1.2. Bij besluit van 1 september 2005 heeft het College de bijstand van appellant over de periode van 1 maart 2005 tot en met 31 juli 2005 ingetrokken en de gemaakte kosten van bijstand over die periode tot een bedrag van € 4.923,43 van hem teruggevorderd. Daaraan is ten grondslag gelegd dat appellant in die periode, zonder daarvan melding te maken bij het College, hoofdzakelijk in het buitenland verblijf heeft gehouden. Bij afzonderlijk besluit van diezelfde datum is de bijstand wegens niet nakoming van de inlichtingenverplichting met ingang van 1 september 2005 voor de duur van twee maanden verlaagd met 25% van de bijstandsnorm (inclusief toeslag).
1.3. Bij besluit van 7 april 2006 zijn de bezwaren van appellant, voor zover hier van belang, gedeeltelijk gegrond verklaard en de besluiten van 1 september 2005 herroepen in die zin dat de intrekking van de bijstand is beperkt tot de periodes van 7 tot en met 11 juni 2005, van 28 juni tot en met 1 juli 2005 en van 18 juli tot en met 4 augustus 2005 en het terug te vorderen bedrag nader is vastgesteld op € 886,39. Voorts is de duur van de verlaging, in verband met de aanpassing van het benadelingsbedrag, verkort tot één maand.

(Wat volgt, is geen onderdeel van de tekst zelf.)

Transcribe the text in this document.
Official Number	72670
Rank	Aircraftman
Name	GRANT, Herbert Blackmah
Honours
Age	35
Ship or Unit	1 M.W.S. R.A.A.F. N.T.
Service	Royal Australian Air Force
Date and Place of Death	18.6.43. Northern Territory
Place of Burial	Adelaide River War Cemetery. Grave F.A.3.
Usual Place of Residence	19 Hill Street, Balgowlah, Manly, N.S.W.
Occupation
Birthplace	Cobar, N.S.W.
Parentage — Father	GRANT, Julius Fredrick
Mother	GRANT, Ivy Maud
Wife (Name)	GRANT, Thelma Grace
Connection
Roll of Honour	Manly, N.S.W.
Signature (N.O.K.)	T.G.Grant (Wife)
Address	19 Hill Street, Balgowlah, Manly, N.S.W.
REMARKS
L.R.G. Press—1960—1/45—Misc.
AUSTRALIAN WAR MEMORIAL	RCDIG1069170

1.4. Nadat appellant tegen het besluit van 7 april 2006 beroep had ingesteld, heeft het College bij besluit van 22 mei 2006, voor zover van belang, meegedeeld dat van appellant - onder verrekening van het bedrag dat appellant alsnog toekomt wegens de ongedaan gemaakte verlaging van de bijstand over oktober 2005 - per saldo nog een bedrag van € 628,36 wordt teruggevorderd. Uit de bijgevoegde bijlage blijkt dat het College daarbij is uitgegaan van een terug te vorderen bedrag in hoofdsom van € 895,79.

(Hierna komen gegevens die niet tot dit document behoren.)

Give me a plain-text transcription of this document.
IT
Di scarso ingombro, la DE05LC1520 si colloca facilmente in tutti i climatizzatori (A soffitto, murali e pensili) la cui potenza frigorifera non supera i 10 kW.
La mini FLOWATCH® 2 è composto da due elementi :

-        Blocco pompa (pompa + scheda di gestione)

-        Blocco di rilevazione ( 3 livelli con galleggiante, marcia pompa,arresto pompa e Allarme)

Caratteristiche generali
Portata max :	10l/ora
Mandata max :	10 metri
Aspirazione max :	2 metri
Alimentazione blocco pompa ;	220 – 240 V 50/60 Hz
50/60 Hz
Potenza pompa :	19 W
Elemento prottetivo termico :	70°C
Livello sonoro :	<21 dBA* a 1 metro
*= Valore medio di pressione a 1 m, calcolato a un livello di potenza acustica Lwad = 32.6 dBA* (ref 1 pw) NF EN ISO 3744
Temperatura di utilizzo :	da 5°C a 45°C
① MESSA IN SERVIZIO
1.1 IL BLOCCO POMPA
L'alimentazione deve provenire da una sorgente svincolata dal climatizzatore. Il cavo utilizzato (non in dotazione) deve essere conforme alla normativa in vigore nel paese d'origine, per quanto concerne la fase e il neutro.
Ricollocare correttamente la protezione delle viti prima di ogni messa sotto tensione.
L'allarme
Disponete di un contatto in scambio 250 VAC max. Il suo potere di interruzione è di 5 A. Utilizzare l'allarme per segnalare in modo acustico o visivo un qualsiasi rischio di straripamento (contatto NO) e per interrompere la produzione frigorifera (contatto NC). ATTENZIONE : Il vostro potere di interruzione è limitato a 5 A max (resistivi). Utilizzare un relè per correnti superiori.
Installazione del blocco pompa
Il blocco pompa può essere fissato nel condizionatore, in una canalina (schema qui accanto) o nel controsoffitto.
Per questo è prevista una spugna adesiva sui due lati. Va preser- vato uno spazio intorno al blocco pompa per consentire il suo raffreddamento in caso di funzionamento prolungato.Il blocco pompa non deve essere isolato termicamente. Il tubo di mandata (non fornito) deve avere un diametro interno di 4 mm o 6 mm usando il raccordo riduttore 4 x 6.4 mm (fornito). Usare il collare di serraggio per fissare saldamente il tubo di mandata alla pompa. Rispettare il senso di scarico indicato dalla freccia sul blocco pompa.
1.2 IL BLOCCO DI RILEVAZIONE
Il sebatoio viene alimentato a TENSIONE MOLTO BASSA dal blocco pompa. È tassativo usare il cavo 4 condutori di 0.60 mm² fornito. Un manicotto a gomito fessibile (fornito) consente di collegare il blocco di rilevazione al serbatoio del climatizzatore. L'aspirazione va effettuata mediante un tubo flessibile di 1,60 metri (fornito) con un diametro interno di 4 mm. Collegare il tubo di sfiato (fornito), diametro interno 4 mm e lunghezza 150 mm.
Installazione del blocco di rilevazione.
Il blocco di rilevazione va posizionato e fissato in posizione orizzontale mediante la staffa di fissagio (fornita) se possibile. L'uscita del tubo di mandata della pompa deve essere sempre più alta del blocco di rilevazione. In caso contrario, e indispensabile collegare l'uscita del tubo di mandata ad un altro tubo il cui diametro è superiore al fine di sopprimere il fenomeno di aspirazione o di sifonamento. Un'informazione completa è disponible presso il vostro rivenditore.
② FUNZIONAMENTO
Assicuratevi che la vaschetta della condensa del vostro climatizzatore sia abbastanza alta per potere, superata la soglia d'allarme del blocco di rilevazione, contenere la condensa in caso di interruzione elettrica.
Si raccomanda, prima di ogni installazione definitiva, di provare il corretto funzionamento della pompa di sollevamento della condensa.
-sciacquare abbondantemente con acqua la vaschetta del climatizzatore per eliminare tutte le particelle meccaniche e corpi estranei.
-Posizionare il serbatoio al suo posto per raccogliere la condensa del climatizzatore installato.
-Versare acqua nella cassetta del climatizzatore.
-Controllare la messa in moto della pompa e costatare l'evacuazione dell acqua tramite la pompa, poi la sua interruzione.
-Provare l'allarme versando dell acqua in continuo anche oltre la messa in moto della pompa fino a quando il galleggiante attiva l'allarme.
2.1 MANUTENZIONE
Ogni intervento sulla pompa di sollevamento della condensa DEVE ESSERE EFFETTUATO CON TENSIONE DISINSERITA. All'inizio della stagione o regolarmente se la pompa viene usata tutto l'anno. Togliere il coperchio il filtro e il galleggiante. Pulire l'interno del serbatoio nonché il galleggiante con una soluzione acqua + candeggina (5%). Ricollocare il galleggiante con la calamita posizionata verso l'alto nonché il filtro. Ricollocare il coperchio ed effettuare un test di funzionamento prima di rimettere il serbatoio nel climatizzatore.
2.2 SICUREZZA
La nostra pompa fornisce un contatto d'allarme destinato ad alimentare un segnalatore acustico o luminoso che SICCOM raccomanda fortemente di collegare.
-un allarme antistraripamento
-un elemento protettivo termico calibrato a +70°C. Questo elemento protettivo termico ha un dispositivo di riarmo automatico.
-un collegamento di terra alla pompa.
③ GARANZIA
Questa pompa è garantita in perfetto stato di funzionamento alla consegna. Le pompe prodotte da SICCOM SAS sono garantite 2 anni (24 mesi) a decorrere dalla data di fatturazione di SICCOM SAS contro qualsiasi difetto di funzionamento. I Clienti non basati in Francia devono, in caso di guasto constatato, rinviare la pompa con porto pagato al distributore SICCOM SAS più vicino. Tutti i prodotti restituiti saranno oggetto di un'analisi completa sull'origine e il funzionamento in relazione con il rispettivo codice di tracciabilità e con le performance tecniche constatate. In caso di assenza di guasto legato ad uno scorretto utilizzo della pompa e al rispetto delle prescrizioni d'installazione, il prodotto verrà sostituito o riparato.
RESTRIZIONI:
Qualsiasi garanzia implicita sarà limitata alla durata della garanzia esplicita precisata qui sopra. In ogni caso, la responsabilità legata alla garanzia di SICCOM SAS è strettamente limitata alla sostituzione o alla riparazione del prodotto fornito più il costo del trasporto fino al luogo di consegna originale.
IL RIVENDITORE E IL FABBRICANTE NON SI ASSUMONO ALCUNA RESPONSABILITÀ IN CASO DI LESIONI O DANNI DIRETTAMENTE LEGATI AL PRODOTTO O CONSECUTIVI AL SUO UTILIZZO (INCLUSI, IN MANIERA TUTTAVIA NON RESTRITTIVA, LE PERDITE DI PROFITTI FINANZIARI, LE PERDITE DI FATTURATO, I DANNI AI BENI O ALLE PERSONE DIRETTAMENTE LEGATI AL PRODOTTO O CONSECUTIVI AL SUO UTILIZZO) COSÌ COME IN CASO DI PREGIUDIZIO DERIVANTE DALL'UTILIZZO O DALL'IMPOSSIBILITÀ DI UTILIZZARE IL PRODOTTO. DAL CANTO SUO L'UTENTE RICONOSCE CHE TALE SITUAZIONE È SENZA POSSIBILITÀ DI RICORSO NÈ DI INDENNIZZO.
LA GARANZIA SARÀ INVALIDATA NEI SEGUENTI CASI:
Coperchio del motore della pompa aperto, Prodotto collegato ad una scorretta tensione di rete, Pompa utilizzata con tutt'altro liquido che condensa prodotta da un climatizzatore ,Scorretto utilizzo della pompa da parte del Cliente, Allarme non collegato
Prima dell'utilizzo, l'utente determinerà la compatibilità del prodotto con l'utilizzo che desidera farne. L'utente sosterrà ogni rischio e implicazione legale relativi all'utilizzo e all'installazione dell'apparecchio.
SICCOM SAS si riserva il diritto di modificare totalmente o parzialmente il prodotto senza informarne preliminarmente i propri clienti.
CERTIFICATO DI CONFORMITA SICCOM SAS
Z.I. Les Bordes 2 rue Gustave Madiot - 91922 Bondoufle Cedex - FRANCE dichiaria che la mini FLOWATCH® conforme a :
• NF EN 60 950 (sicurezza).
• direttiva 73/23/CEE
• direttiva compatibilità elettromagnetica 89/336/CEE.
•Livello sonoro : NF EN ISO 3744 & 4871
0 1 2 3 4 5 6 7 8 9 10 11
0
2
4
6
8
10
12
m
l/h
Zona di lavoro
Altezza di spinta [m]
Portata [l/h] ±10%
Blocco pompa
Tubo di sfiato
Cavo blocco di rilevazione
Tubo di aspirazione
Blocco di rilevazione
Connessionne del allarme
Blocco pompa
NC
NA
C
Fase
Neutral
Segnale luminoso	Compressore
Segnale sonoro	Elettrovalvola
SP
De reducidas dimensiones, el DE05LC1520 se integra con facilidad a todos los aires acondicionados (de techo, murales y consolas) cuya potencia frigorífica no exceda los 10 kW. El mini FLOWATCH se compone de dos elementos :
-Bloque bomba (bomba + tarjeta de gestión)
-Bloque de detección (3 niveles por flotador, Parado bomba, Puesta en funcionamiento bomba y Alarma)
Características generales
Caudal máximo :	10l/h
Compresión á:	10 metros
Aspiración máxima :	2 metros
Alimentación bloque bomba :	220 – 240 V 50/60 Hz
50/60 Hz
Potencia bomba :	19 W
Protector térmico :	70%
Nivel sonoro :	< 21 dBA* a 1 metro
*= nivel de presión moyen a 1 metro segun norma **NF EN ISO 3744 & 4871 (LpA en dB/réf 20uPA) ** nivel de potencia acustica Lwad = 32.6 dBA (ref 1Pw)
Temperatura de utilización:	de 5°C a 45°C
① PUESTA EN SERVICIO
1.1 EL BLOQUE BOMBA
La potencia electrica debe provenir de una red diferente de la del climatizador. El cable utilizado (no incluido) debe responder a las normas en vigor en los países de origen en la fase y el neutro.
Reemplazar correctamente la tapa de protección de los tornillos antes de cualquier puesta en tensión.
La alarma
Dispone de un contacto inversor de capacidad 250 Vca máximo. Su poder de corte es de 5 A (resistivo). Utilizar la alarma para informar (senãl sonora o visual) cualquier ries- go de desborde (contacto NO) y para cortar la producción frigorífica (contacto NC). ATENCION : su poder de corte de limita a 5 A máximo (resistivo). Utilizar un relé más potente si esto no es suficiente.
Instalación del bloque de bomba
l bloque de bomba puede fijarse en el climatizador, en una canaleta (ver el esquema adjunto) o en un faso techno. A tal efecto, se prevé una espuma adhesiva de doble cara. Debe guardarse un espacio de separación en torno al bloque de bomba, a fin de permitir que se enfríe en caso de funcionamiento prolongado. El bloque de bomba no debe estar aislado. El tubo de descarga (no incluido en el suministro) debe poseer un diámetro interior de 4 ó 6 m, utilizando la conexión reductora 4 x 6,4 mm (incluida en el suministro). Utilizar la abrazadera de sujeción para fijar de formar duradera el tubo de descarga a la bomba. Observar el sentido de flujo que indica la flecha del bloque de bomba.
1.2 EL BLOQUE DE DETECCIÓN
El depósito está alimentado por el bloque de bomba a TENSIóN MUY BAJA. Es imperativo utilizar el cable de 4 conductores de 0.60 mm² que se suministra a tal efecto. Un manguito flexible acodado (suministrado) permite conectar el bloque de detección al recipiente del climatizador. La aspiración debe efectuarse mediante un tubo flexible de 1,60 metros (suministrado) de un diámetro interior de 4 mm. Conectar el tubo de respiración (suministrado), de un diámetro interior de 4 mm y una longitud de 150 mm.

2. Bij de aangevallen uitspraak heeft de rechtbank het tegen het besluit van 7 april 2006 ingestelde beroep ongegrond verklaard. Daarbij is de verlaging onbesproken gelaten. Het nadere besluit van 22 mei 2006 is niet bij de beoordeling betrokken.
3. In hoger beroep heeft appellant zich tegen de uitspraak van de rechtbank gekeerd. Daartoe heeft hij, samengevat, aangevoerd dat sprake is van ongeoorloofde leeftijdsdiscriminatie, aangezien appellant evenals personen van 57,5 jaar en ouder van de (meest essentiële) arbeidsverplichtingen is vrijgesteld en dus evenzeer recht heeft op maximaal 13 weken verblijf in het buitenland, dat appellant niet valt te verwijten dat hij niet tijdig melding heeft gemaakt van de periodes waarin hij in het buitenland verbleef en dat de intrekking, verlaging en terugvordering van de bijstand ten onrechte hebben plaatsgevonden.
4. De Raad komt tot de volgende beoordeling.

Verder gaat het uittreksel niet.